Review by Staci Layne Wilson for Horror.com

Satirizing the worst of the fifties B-Movies, The Lost Skeleton of Cadavra comes off like a self-aware Edward D. Wood Jr. film. Or at least, it tries to. It's hard to get past all the things that don't quite work - such as the glaring use of video instead of film, completely off-kilter camera angles, and hair and makeup that looked too modern (what? Nothing in the budget for hairspray and heavy eyeliner?). 

The intentionally absurd plot features a bespectacled dim-witted scientist (writer/director/star, Larry Blamire), his darling and ditzy wife (Fay Masterson from Drive, She Said), a nefarious rival scientist (Brian Howe from The Majestic) who's made himself a cat-woman girlfriend (Jennifer Blaire, Blamire's real-life wife) out of forest animals, a pair of clueless space aliens (Susan McConnell, Andrew Parks) and their a three-eyed pet mutant who has a penchant for mutilation, and of course the Lost Skeleton himself (who doesn't stay lost for long). The cranky skeleton is mildly amusing, but again there is a problem with the film being too modern (in the bag of bones' dialogue).

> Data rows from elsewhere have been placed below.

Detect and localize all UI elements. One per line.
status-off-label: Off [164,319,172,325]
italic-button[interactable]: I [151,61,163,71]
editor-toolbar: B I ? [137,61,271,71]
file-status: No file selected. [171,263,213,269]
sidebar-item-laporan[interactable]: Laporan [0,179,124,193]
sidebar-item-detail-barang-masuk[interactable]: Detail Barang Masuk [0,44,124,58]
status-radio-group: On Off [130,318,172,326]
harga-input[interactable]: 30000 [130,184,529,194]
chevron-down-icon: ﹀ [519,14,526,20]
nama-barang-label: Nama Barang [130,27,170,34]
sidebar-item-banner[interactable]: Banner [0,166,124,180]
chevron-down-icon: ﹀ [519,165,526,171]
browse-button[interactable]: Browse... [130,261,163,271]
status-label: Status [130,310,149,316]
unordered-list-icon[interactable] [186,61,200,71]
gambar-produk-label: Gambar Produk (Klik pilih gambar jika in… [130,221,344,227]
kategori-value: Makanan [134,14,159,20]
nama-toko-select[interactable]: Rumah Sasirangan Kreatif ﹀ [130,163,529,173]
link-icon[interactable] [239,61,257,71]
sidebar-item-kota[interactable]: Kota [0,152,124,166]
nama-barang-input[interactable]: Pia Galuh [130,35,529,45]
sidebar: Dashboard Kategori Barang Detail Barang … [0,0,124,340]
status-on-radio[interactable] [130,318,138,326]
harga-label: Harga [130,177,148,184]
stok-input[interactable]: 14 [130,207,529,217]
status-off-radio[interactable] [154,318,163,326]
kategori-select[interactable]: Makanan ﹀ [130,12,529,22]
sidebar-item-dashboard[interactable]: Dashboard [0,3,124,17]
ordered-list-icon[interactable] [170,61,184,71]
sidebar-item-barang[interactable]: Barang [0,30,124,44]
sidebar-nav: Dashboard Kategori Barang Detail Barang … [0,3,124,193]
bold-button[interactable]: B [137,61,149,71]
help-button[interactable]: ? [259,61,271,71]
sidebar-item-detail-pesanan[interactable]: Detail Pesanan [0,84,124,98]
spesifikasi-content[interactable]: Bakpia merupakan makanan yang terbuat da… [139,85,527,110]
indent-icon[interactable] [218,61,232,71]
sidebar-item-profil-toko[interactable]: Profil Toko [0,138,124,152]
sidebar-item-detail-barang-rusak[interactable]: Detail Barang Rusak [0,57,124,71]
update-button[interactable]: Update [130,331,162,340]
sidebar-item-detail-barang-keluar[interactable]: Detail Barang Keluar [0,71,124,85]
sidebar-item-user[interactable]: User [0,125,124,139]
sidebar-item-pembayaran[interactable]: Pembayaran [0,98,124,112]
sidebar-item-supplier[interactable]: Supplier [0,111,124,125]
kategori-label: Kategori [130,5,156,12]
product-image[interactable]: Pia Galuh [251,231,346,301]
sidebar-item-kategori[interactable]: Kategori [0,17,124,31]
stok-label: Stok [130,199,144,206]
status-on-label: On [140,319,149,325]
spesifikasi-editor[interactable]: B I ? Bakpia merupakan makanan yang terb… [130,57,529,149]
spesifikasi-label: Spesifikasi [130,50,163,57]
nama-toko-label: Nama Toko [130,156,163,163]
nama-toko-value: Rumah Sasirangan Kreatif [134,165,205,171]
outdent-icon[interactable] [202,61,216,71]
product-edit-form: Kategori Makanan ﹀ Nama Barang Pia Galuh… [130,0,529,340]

I admire what Blamire was trying to accomplish, and the actors certainly have their camp chomps (especially the beautiful Blaire, who was the only one who looked 50s-ready) but overall the movie, at a scant 89 minutes, is too short on substance and too long on tedium. I got the joke two minutes into the movie, and it never went anywhere from there. It reminded me of a cross between Swamp Thing, Attack of the Killer Tomatoes and a Saturday Night Live "Cone Heads" sketch -- and not in a good way.

As far as I'm concerned, the "oldies but baddies" are entertaining because they are the real deal. The exposition-heavy dialogue, bad jokes and terrible FX are funny because they weren't supposed to be. My bone of contention with The Lost Skeleton of Cadavra is that it can't quite straddle the fine line between tongue-in-cheek parody and serious homage. Still, The Lost Skeleton of Cadavra may well have an audience in big time B-movie fans.

The Lost Skeleton of Cadavra will be released by Sony Pictures Repertory in Los Angeles and New York on February 6th, 2004; Chicago, Boston, San Francisco, Berkeley and San Jose on February 13th; Seattle and Austin on February 20th, Atlanta on March 5th, and then expands nationwide on March 12th. Preceding the feature will be SKELETON FROLIC, a mildly amusing 1937 short cartoon featuring a skeletal, bird-flipping boneyard band, directed by Ub Iwerks.